Alexander Ulanov

Distributed deep learning on Spark

Date: This event took place live on June 15 2016

Presented by: Alexander Ulanov

Duration: Approximately 60 minutes.

Questions? Please send email to

Description:

Hosted By: Ben Lorica

Deep learning is a popular area of machine learning. Deep learning models that are used in practice for image classification and speech recognition contain a huge number of weights, require a lot of computations, and are trained with large datasets. Training such models might take days or even months on a single powerful machine, but ongoing research is exploring how to scale out the training by means of distributed computations and data processing. Since Apache Spark provides these capabilities, as well as many other useful libraries essential to analytics and machine learning, it is a strong contender for a distributed training platform for deep learning.

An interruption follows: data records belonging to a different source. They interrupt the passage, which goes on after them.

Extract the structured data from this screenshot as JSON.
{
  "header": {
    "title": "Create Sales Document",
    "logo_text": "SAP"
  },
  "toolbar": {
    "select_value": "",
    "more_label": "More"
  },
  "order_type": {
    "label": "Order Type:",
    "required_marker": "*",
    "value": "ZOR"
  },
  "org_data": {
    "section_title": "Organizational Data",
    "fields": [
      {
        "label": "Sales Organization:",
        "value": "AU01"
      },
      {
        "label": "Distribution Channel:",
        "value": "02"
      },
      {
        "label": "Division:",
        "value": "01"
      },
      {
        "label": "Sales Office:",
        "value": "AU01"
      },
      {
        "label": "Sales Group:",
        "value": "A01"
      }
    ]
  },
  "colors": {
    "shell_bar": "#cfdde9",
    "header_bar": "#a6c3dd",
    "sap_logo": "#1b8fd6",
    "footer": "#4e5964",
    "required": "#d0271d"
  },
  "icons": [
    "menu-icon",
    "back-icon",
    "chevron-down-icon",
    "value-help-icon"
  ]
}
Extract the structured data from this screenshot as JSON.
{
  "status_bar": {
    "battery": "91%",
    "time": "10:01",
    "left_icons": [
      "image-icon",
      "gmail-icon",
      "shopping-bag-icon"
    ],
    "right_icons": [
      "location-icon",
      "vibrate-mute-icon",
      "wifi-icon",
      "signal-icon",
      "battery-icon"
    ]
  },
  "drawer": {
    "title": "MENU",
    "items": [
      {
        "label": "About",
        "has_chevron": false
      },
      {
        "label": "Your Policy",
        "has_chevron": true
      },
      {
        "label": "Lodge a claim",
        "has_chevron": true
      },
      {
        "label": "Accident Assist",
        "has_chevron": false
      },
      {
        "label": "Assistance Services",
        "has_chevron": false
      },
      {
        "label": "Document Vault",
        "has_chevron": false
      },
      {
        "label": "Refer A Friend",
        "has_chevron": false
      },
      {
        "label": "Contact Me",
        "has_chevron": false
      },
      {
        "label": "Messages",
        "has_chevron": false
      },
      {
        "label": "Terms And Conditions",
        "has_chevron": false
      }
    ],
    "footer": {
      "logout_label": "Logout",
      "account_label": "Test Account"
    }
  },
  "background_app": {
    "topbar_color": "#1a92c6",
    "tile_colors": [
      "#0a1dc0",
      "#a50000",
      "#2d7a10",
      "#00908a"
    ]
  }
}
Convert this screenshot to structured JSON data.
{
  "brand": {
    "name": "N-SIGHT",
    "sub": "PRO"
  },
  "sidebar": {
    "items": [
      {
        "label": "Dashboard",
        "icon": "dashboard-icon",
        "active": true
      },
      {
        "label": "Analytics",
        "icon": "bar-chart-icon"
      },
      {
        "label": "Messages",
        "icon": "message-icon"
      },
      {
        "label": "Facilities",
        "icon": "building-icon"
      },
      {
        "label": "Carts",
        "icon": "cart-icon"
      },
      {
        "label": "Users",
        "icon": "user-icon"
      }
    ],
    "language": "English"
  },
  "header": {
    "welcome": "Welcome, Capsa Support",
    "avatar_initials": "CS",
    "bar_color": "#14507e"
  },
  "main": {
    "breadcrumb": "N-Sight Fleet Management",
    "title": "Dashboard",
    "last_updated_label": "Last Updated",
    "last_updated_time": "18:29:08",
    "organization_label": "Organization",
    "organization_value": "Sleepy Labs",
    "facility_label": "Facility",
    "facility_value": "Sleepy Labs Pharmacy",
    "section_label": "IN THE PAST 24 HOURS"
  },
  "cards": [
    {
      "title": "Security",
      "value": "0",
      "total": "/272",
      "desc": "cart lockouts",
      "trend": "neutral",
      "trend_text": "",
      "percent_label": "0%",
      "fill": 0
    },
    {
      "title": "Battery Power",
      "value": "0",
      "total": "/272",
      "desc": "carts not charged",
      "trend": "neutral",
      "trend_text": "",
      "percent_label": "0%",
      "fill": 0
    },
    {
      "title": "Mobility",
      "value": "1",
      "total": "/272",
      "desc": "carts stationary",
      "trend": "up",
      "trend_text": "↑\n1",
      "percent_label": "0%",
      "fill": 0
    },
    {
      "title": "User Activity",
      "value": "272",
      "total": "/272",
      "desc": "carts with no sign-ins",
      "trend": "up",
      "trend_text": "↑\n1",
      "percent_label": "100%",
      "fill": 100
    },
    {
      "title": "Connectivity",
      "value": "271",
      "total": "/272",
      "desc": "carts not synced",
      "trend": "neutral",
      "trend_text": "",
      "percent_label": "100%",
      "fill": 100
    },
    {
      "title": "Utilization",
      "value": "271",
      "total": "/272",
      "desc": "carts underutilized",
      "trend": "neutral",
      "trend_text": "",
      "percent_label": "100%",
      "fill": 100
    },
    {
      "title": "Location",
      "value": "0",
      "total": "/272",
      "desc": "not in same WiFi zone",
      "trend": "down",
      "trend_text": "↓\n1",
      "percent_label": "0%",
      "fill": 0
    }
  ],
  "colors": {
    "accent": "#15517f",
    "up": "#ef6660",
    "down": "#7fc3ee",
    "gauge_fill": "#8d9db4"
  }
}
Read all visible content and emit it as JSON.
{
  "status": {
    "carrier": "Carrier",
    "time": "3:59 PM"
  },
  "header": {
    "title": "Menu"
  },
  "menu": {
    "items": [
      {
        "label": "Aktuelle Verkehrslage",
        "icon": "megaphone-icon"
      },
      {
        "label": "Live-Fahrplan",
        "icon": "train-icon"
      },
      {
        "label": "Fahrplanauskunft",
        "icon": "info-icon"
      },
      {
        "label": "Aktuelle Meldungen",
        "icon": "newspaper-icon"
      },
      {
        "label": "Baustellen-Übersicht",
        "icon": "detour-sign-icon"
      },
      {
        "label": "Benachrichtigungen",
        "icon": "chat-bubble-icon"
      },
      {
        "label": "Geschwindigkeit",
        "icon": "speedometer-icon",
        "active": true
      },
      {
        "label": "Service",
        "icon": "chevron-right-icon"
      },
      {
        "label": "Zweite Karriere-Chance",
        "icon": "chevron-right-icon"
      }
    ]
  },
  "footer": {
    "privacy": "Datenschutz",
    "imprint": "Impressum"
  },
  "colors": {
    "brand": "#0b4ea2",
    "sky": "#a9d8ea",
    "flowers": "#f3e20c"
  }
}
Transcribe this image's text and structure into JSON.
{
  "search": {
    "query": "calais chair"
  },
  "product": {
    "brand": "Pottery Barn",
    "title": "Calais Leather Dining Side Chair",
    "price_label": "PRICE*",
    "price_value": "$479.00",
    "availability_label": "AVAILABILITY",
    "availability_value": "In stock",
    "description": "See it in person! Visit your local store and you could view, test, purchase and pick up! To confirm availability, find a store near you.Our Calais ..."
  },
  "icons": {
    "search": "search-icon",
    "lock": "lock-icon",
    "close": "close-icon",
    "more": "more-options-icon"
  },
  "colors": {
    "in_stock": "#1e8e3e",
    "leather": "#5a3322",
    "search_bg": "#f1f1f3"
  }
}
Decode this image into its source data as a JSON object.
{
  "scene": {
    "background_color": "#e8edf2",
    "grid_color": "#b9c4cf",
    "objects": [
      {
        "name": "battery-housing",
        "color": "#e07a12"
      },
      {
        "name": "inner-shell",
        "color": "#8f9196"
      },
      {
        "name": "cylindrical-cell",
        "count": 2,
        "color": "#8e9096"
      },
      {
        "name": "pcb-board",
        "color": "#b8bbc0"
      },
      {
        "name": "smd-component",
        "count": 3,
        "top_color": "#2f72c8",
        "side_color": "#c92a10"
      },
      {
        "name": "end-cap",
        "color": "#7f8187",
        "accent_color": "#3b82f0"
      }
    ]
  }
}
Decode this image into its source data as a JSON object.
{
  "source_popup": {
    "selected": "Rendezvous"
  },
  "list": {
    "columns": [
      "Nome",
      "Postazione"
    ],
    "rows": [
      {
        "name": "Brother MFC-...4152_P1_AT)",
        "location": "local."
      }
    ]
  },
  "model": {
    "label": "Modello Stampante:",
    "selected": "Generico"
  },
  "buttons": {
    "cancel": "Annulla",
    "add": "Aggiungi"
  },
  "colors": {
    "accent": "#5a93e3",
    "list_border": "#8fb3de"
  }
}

Alexander Ulanov offers an overview of a number of different tools and frameworks that have been proposed for performing deep learning on Spark and compares them. Alexander also considers the limitations of distributed training itself in the context of Spark and modern hardware.

About Alexander Ulanov

Alexander Ulanov is a senior researcher at Hewlett Packard Labs, where he focuses his research on machine learning on a large scale. Currently, Alexander works on deep learning and graphical models. He has made several contributions to Apache Spark; in particular, he implemented the multilayer perceptron classifier. Previously, he worked on text mining, classification and recommender systems, and their real-world applications. Alexander holds a PhD in mathematical modeling from the Russian Academy of Sciences.

About Ben Lorica

Ben Lorica is the Chief Data Scientist and Director of Content Strategy for Data at O'Reilly Media, Inc. He has applied Business Intelligence, Data Mining, Machine Learning and Statistical Analysis in a variety of settings including Direct Marketing, Consumer and Market Research, Targeted Advertising, Text Mining, and Financial Engineering. His background includes stints with an investment management company, internet startups, and financial services.